What Russell Martin deal means for Jays
With all of Toronto’s glaring offseason needs in the bullpen, at third and second base, and potentially in the outfield, an upgrade behind the plate didn’t seem like a necessary spot to fill. However, $82 million later, the Blue Jays introduced their new starting catcher, Russell Martin.
Born in Toronto and raised in Montreal, 31-year-old Martin inked the second-largest contract in franchise history – his third free-agent deal – which will see him wearing his hometown jersey for five years.
Five years and $82 million. What was it that Melky Cabrera wants to stay with this budget-conscious organization again? Well, we will get to that later.
In Russell Martin’s nine seasons in the majors, his teams have seen postseason ball seven times – three times with the Dodgers, two times with the Yankees and the past two seasons with the Pirates. He is heading north with a solid 2014 under his belt. He ended his season with 110 hits, 11 home runs, a .290BA and .402OBP, not to mention his defense continued to shine; Martin has sometimes been referred to as a “sniper” when it comes to base stealers attempting to out-run his arm.
However, these offense numbers and his ability to call games are not what GM Alex Anthopoulos and skipper John Gibbons are shining the light on. They see Russell Martin’s leadership qualities as a big game-changer next year. Gibbons recently alluded that the club has not been a close-knit unit off the field as of late. Removing players with less than desirable attitudes, such as Colby Rasmus and Anthony Gose, and adding a new face in Martin, who former teammates have credited as impossible not to like, will hopefully bring an effective and lasting comradery that will spark something on the field. Actually, Martin has already made an impact in changing hearts in the clubhouse. Fellow Canadian Brett Lawrie called his new teammate’s attitude “weak” and “annoying” in 2013 when Martin pulled out of the World Baseball Classic when his request to play shortstop was denied. However, earlier this week when the news was breaking of Russell Martin’s deal, Lawrie stated Martin would be a great leader for the squad.

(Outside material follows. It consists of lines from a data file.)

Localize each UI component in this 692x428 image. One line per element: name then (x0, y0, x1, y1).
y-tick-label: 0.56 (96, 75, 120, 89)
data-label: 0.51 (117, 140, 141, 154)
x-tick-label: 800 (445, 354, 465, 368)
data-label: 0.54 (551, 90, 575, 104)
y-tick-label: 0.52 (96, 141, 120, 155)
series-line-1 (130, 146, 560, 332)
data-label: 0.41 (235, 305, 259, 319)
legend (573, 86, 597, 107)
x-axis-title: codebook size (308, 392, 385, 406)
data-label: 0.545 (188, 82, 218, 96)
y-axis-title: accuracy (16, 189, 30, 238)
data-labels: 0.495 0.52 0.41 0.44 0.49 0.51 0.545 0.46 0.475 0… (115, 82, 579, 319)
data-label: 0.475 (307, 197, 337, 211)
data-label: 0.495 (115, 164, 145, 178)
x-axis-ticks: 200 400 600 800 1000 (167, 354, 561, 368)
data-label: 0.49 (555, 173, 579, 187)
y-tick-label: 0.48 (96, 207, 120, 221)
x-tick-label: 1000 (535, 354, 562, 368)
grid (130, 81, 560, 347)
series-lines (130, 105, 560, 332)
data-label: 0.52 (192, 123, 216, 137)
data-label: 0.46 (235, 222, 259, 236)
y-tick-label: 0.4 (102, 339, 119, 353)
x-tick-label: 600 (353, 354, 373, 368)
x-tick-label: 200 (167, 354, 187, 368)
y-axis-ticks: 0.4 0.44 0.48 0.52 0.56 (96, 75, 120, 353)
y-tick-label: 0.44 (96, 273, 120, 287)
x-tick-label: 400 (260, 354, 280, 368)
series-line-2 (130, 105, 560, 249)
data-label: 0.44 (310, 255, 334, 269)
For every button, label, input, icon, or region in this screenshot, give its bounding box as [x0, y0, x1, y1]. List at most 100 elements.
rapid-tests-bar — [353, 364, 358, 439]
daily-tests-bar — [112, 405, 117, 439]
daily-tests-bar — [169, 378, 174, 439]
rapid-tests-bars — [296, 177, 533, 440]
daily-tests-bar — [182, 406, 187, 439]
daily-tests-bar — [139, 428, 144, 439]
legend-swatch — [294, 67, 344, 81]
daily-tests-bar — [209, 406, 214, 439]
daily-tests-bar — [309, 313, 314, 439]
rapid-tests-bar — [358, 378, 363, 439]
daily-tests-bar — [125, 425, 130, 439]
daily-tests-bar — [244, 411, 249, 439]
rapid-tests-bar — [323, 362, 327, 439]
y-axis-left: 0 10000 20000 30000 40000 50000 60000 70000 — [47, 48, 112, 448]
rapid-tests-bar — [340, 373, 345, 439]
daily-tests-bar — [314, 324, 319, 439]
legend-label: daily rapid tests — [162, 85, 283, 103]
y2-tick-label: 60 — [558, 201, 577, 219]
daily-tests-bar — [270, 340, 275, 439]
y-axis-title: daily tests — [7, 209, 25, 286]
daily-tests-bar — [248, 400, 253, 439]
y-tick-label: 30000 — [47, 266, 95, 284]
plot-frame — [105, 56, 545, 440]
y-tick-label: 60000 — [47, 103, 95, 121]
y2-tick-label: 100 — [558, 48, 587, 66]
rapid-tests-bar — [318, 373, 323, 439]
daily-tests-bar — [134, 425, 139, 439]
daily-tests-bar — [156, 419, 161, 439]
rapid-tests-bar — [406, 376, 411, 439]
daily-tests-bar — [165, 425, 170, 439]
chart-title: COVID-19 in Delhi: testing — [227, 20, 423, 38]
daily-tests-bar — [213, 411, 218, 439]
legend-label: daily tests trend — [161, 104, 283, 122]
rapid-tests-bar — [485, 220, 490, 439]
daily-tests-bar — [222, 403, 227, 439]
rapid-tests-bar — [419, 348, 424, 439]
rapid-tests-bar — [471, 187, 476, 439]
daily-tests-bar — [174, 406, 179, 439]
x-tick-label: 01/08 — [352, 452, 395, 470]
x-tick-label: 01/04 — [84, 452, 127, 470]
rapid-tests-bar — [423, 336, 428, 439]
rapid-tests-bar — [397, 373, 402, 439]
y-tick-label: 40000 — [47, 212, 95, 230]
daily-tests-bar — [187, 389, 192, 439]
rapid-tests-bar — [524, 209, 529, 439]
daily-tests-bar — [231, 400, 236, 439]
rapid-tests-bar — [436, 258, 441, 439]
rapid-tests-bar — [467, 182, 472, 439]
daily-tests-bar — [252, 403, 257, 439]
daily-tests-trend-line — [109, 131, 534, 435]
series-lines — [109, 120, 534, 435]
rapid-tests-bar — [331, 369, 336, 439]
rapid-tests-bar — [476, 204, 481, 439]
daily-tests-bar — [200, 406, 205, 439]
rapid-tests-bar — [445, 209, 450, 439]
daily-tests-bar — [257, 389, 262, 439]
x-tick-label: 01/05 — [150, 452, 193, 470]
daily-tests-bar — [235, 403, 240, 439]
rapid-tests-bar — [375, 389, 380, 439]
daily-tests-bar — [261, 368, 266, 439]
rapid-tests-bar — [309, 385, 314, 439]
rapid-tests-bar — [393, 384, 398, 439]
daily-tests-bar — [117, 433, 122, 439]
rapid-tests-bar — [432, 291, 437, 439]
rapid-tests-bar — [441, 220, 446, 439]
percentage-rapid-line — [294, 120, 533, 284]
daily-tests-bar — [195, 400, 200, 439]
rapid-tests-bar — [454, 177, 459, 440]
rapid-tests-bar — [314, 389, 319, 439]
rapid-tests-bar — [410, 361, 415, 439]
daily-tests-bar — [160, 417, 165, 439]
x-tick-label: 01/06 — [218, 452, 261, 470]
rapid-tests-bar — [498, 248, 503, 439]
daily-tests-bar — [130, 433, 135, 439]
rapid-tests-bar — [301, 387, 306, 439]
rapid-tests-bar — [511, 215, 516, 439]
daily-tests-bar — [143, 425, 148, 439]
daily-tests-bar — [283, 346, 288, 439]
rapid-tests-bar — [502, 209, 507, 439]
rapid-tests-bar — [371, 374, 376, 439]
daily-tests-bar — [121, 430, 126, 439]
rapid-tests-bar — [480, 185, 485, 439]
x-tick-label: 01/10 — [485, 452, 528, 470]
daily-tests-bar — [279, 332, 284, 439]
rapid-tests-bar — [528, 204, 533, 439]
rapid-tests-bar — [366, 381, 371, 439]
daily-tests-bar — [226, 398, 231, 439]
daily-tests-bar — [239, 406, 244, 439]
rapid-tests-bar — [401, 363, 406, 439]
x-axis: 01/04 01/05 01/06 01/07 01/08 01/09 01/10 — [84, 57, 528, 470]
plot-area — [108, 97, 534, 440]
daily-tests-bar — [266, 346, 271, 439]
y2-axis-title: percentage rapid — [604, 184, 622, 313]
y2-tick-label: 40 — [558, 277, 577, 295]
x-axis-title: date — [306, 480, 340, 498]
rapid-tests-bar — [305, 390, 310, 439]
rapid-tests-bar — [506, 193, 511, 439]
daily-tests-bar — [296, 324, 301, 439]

Now, back to what this means for keeping Cabrera.
When you play on the Canadian heartstrings, and add Russell Martin’s defensive stats and his positive influence on young pitchers Marcus Stroman, Drew Hutchison and Aaron Sanchez, the signing is great news to Jays fans. Yet, it was also a decision not based on the team’s priority needs this offseason — a decision that most likely blew Anthopoulos’ budget and, for skeptics, the chances of breaking the 21-year postseason drought in Toronto. With the Martin deal done, the Blue Jays are effectively taking one step forward and one step back with rumors swirling that the organization will now not be able to compete for Cabrera – an essential piece to the Blue Jays postseason puzzle – or any other all-star calibre outfielder on the market for that matter.
This on top of the fact Anthopoulos is heading into December with question marks at second base, and with Lawrie’s injury track record, probably third, too, for a decent chunk of next season. Also, there are only two arms – Brett Cecil and Aaron Loup – locked into the bullpen for 2015. The Jays have been linked to interest in lefty Andrew Miller, who could be the late-inning arm the club desperately needs, but again, the bidding for him is expected to be aggressive.
One of the ways Anthopoulos could work around this would be to wrap up a package consisting of former starting catcher Dioner Navarro, who apparently asked for a trade when the Russell Martin signing was announced, and pitcher J.A. Happ, who in all likelihood will be losing his starting job to Sanchez. Happ could take a relief gig, but we all know how he feels about that. To save the club the trouble and some money, dealing the duo to potential suitors, the Rays, Dodgers or Rangers to name a few, would free-up almost $12 million – probably still not enough to hang onto Cabrera.